Objectives of genotype by environment data analysis

Performance trials have to be conducted in multiple environments because of the presence of GE. For the same reason, the analysis of genotype by environment data must start with the examination of the magnitude and nature of GE (Fig. 1). The first question to ask is whether there is significant GE in the data. If no, genotypes can be reliably evaluated in any single environment. Unfortunately this situation rarely exists except perhaps for certain traits that are under simple genetic control. If GE exists, it is necessary to determine whether there are important crossovers, i.e., rank changes of the genotypes in different environments, such that different winners are picked up in different environments. If not, superior genotypes can be identified in any of the environments but there exists an ideal test environment in which the best genotypes can be most easily identified. If crossover interactions exist, it is necessary to determine whether the crossover GE patterns are repeatable across years. Data from multiple years are necessary to address this question. If there are repeatable interactions (i.e. geographical locations or other “fixed” factors are consistent in their ranking of genotypes), then the target environments should be divided into different mega-environments and genotype evaluation should be conducted separately for each mega-environment. Dividing target environments into meaningful mega-environments is the only way that complex GE can be exploited (Yan and Tinker 2005a). If there is no recognizable pattern of GE, then the target environment is a single mega-environment with unpredictable GE, and models addressing random sources of variation may be appropriate.  

Fig. 1. Objectives of multi-environment trial data analysis

Within a single mega-environment, the objectives of data analysis are two-fold: genotype evaluation to identify genotypes with both high performance and high stability, and test environment evaluation to identify test environments that are both informative (discriminating) and representative. In addition, whenever there is significant GE, then potential causes of GE should be explored.

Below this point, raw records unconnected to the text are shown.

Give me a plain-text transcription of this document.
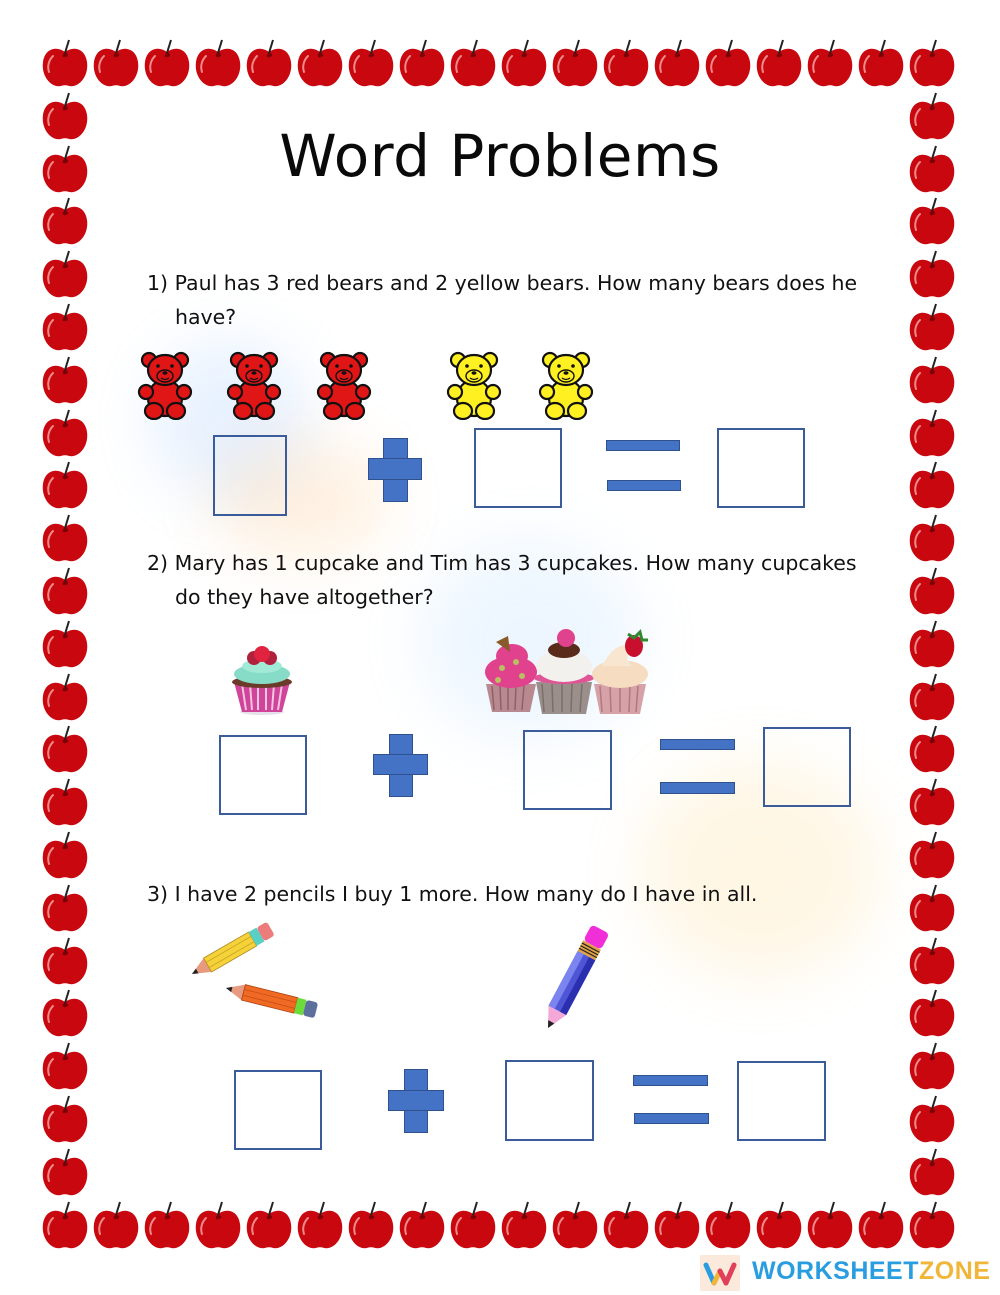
Word Problems
1) Paul has 3 red bears and 2 yellow bears. How many bears does he
have?
2) Mary has 1 cupcake and Tim has 3 cupcakes. How many cupcakes
do they have altogether?
3) I have 2 pencils I buy 1 more. How many do I have in all.
WORKSHEETZONE
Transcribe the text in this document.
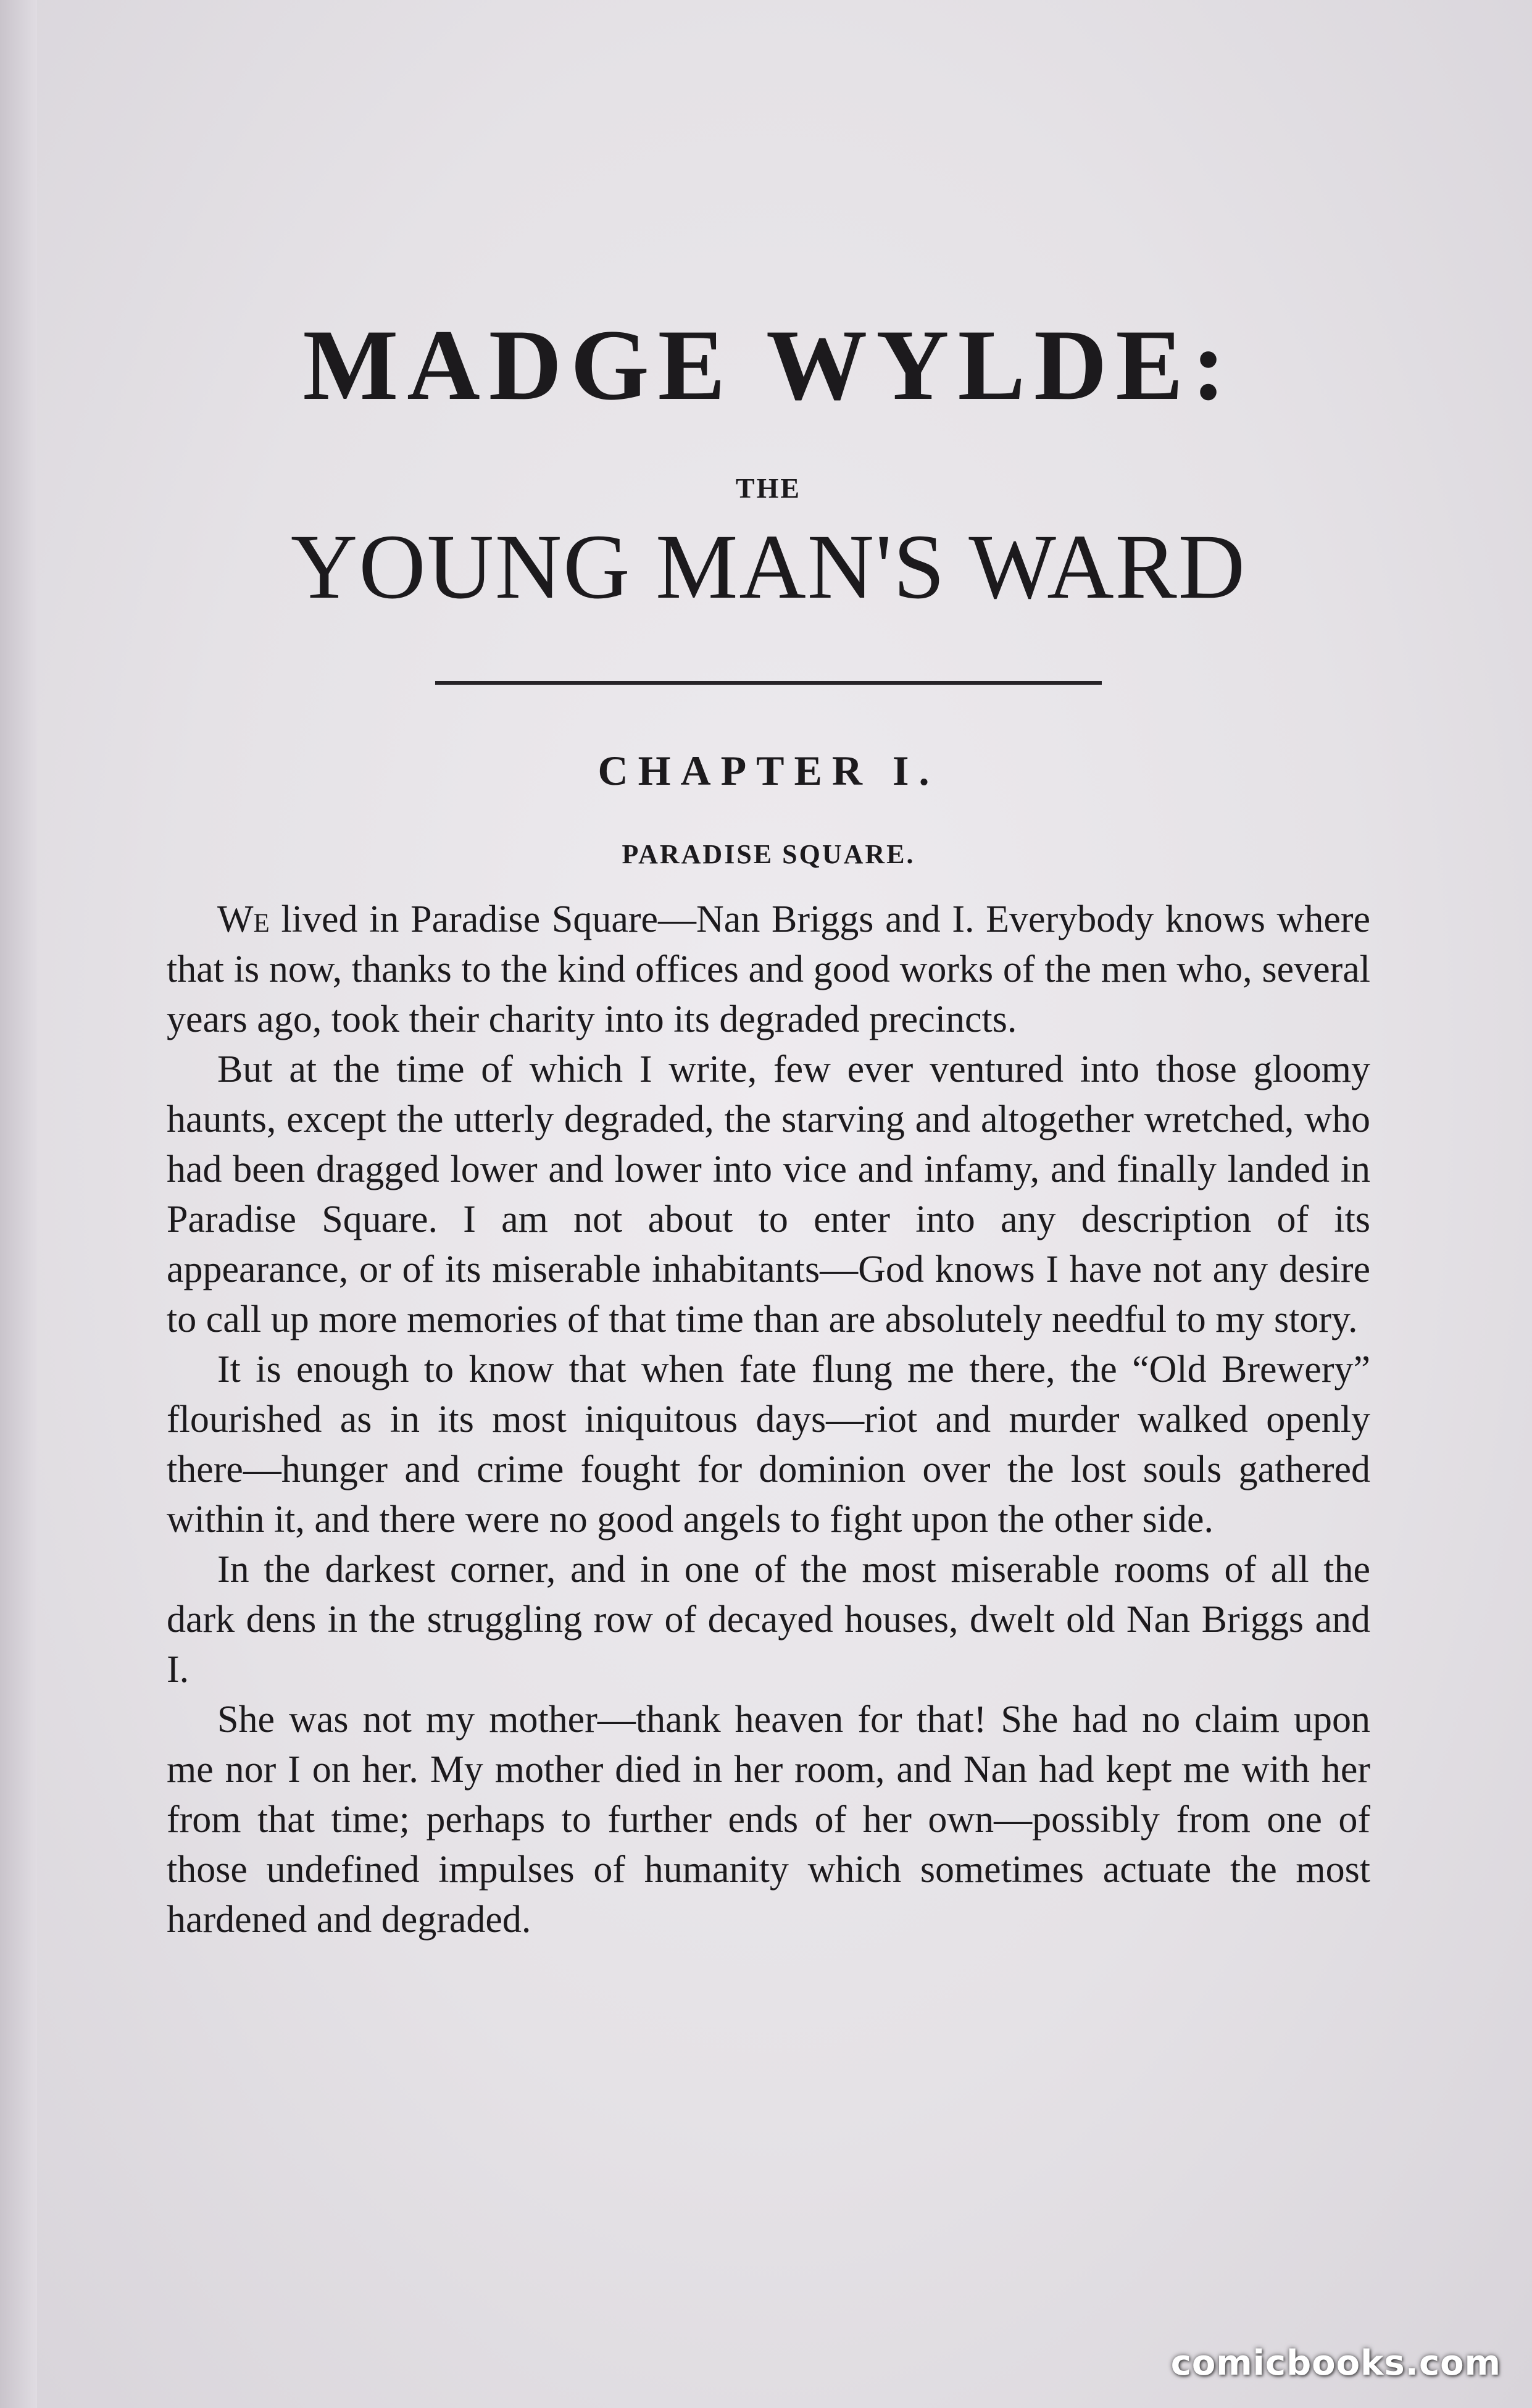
MADGE WYLDE:
THE
YOUNG MAN'S WARD
CHAPTER I.
PARADISE SQUARE.

We lived in Paradise Square—Nan Briggs and I. Everybody knows where that is now, thanks to the kind offices and good works of the men who, several years ago, took their charity into its degraded precincts.

But at the time of which I write, few ever ventured into those gloomy haunts, except the utterly degraded, the starving and altogether wretched, who had been dragged lower and lower into vice and infamy, and finally landed in Paradise Square. I am not about to enter into any description of its appearance, or of its miserable inhabitants—God knows I have not any desire to call up more memories of that time than are absolutely needful to my story.

It is enough to know that when fate flung me there, the “Old Brewery” flourished as in its most iniquitous days—riot and murder walked openly there—hunger and crime fought for dominion over the lost souls gathered within it, and there were no good angels to fight upon the other side.

In the darkest corner, and in one of the most miserable rooms of all the dark dens in the struggling row of decayed houses, dwelt old Nan Briggs and I.

She was not my mother—thank heaven for that! She had no claim upon me nor I on her. My mother died in her room, and Nan had kept me with her from that time; perhaps to further ends of her own—possibly from one of those undefined impulses of humanity which sometimes actuate the most hardened and degraded.

comicbooks.com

To summarize, genotype by environment data analysis should address the following four questions:

1)     Can the target environment be divided into meaningful mega-environments so that some of the GE can be explored or avoided? Multi-year data are essential to address this question,

2)     What are the causes of GE? Data of genetic and environmental covariates are required to address this question.

3)     What are the best test environments (representative and discriminating)?

4)     What are the superior genotypes (both high and stable performance within a mega-environment)?

Given sufficient data, biplot analysis implemented by GGEbiplot can help address these questions effectively and conveniently.